What do you do when things are not going your way, and you feel like you can’t control your circumstances? I’ll tell you what I’ve done far too often in my life. It’s the same thing the children of Israel did as they stood on the shore of an impassable Red Sea, with the Egyptian army coming up behind to punish and re-enslave them. They started complaining against Moses, and blaming him for their plight.
Exodus 14:11-12 (NKJV) Then they said to Moses, “Because there were no graves in Egypt, have you taken us away to die in the wilderness? Why have you so dealt with us, to bring us up out of Egypt? 12 Is this not the word that we told you in Egypt, saying, ‘Let us alone that we may serve the Egyptians’? For it would have been better for us to serve the Egyptians than that we should die in the wilderness.”
Don’t we love to find somebody else to blame for the things that aren’t going right in our lives! For some reason, it seems to make us feel better. But in reality, it does nothing to help us overcome the challenges we face.

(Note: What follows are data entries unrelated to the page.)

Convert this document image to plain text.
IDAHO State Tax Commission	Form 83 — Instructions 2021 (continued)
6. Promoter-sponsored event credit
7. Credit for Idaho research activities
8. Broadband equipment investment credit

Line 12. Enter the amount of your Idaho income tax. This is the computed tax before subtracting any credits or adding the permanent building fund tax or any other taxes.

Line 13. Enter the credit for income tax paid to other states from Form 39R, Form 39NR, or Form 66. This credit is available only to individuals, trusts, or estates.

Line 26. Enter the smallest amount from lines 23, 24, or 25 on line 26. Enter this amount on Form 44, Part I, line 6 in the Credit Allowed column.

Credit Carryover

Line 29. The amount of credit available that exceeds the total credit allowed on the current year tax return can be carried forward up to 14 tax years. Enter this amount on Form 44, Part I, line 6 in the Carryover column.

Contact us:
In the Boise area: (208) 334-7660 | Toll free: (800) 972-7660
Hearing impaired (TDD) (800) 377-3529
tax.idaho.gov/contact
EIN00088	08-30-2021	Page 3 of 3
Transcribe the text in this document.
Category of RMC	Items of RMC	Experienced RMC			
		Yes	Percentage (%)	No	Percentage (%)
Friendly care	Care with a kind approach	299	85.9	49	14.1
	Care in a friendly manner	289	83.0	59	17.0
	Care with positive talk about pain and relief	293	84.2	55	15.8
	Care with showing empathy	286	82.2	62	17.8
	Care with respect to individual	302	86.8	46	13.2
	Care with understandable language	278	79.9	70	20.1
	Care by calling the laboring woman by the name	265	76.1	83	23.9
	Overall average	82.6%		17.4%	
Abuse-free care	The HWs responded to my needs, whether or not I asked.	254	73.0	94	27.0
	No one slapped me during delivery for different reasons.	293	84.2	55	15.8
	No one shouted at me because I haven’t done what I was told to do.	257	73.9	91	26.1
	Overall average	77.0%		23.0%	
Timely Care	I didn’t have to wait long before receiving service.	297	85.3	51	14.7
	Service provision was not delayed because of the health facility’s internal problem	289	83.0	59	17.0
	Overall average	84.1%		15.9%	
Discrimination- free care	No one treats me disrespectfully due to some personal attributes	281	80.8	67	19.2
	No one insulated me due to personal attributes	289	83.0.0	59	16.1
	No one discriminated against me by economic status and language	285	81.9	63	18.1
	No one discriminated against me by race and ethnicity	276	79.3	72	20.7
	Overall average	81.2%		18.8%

In fact, complaining and blaming do more to keep us trapped in our adverse circumstances than they do to relieve the situation.

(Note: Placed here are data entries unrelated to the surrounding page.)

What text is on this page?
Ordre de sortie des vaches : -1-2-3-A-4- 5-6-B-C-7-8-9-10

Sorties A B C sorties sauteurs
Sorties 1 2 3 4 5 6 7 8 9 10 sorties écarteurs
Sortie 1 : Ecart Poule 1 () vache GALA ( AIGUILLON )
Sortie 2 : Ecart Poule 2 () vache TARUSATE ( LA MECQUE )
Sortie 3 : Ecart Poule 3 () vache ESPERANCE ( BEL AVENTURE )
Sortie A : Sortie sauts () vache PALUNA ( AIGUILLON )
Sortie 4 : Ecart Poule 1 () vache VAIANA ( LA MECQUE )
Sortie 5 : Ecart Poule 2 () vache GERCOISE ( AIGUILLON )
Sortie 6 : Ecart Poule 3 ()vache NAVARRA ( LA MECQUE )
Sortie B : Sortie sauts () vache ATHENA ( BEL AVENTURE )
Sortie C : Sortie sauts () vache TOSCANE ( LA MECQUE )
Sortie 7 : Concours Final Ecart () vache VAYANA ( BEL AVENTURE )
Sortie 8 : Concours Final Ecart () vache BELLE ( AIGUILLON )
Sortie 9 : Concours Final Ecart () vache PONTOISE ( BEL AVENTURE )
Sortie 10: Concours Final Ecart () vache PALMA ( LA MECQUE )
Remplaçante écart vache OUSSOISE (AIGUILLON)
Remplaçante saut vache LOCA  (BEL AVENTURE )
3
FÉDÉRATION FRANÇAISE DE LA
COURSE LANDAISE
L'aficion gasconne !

One reason is that complaining and blaming actually sap our motivation to take God-directed action because they keep us feeling overwhelmed by our situation.

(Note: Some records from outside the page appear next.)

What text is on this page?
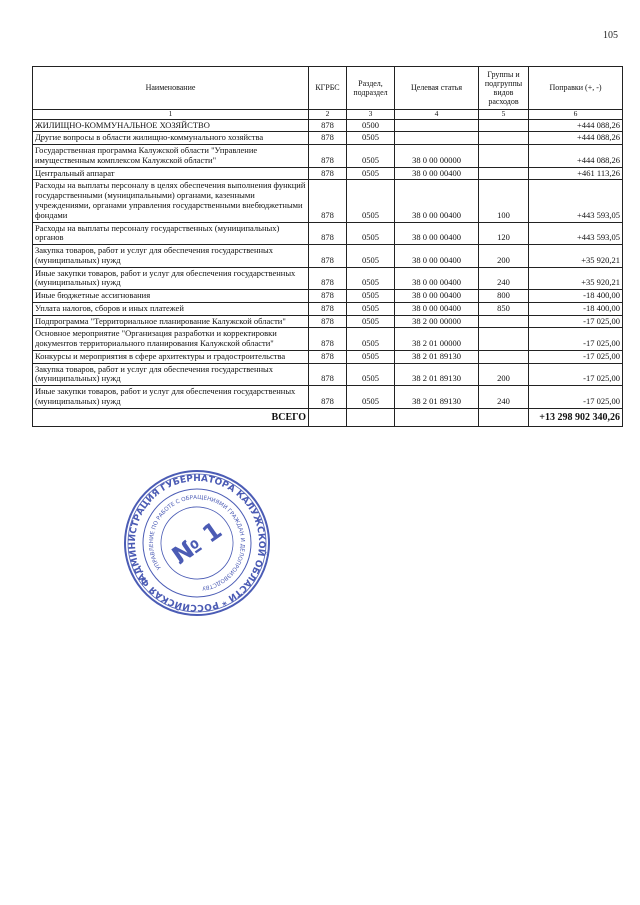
105
Наименование	КГРБС	Раздел, подраздел	Целевая статья	Группы и подгруппы видов расходов	Поправки (+, -)
1	2	3	4	5	6
ЖИЛИЩНО-КОММУНАЛЬНОЕ ХОЗЯЙСТВО	878	0500			+444 088,26
Другие вопросы в области жилищно-коммунального хозяйства	878	0505			+444 088,26
Государственная программа Калужской области "Управление имущественным комплексом Калужской области"	878	0505	38 0 00 00000		+444 088,26
Центральный аппарат	878	0505	38 0 00 00400		+461 113,26
Расходы на выплаты персоналу в целях обеспечения выполнения функций государственными (муниципальными) органами, казенными учреждениями, органами управления государственными внебюджетными фондами	878	0505	38 0 00 00400	100	+443 593,05
Расходы на выплаты персоналу государственных (муниципальных) органов	878	0505	38 0 00 00400	120	+443 593,05
Закупка товаров, работ и услуг для обеспечения государственных (муниципальных) нужд	878	0505	38 0 00 00400	200	+35 920,21
Иные закупки товаров, работ и услуг для обеспечения государственных (муниципальных) нужд	878	0505	38 0 00 00400	240	+35 920,21
Иные бюджетные ассигнования	878	0505	38 0 00 00400	800	-18 400,00
Уплата налогов, сборов и иных платежей	878	0505	38 0 00 00400	850	-18 400,00
Подпрограмма "Территориальное планирование Калужской области"	878	0505	38 2 00 00000		-17 025,00
Основное мероприятие "Организация разработки и корректировки документов территориального планирования Калужской области"	878	0505	38 2 01 00000		-17 025,00
Конкурсы и мероприятия в сфере архитектуры и градостроительства	878	0505	38 2 01 89130		-17 025,00
Закупка товаров, работ и услуг для обеспечения государственных (муниципальных) нужд	878	0505	38 2 01 89130	200	-17 025,00
Иные закупки товаров, работ и услуг для обеспечения государственных (муниципальных) нужд	878	0505	38 2 01 89130	240	-17 025,00
ВСЕГО					+13 298 902 340,26
АДМИНИСТРАЦИЯ ГУБЕРНАТОРА КАЛУЖСКОЙ ОБЛАСТИ * РОССИЙСКАЯ ФЕДЕРАЦИЯ
УПРАВЛЕНИЕ ПО РАБОТЕ С ОБРАЩЕНИЯМИ ГРАЖДАН И ДЕЛОПРОИЗВОДСТВУ
№ 1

Psalm 77:3b . . . I complained, and my spirit was overwhelmed.
[ See Complaining and Blaming: Natural but Deadly ]
But there are other ways complaining and blaming keep us trapped in our circumstances. Here’s a very important one:
Psalm 106:24-25 Then they despised the pleasant land; They did not believe His word, 25 But COMPLAINED in their tents, AND DID NOT HEED THE VOICE OF THE LORD.
You can’t listen to God and complain at the same time!
When we let our complaints about our circumstances overflow, and spend all our energy trying to fix the blame on someone else, almost by definition, we are leaving God out of the picture.
And yet, as the Israelites found out when they finally did pay heed to what the Lord, through Moses, instructed them to do, God can literally part the waters to make a way for us through our adversity.
So, let’s take our eyes off our circumstances and turn away from that oh-so-easy response of complaining and blaming. Instead, if we will first cry out to the Lord, as the children of Israel did (Exodus 14:10) and pay heed to His word and His guidance, we can be confident He can handle that difficulty we can see no way through.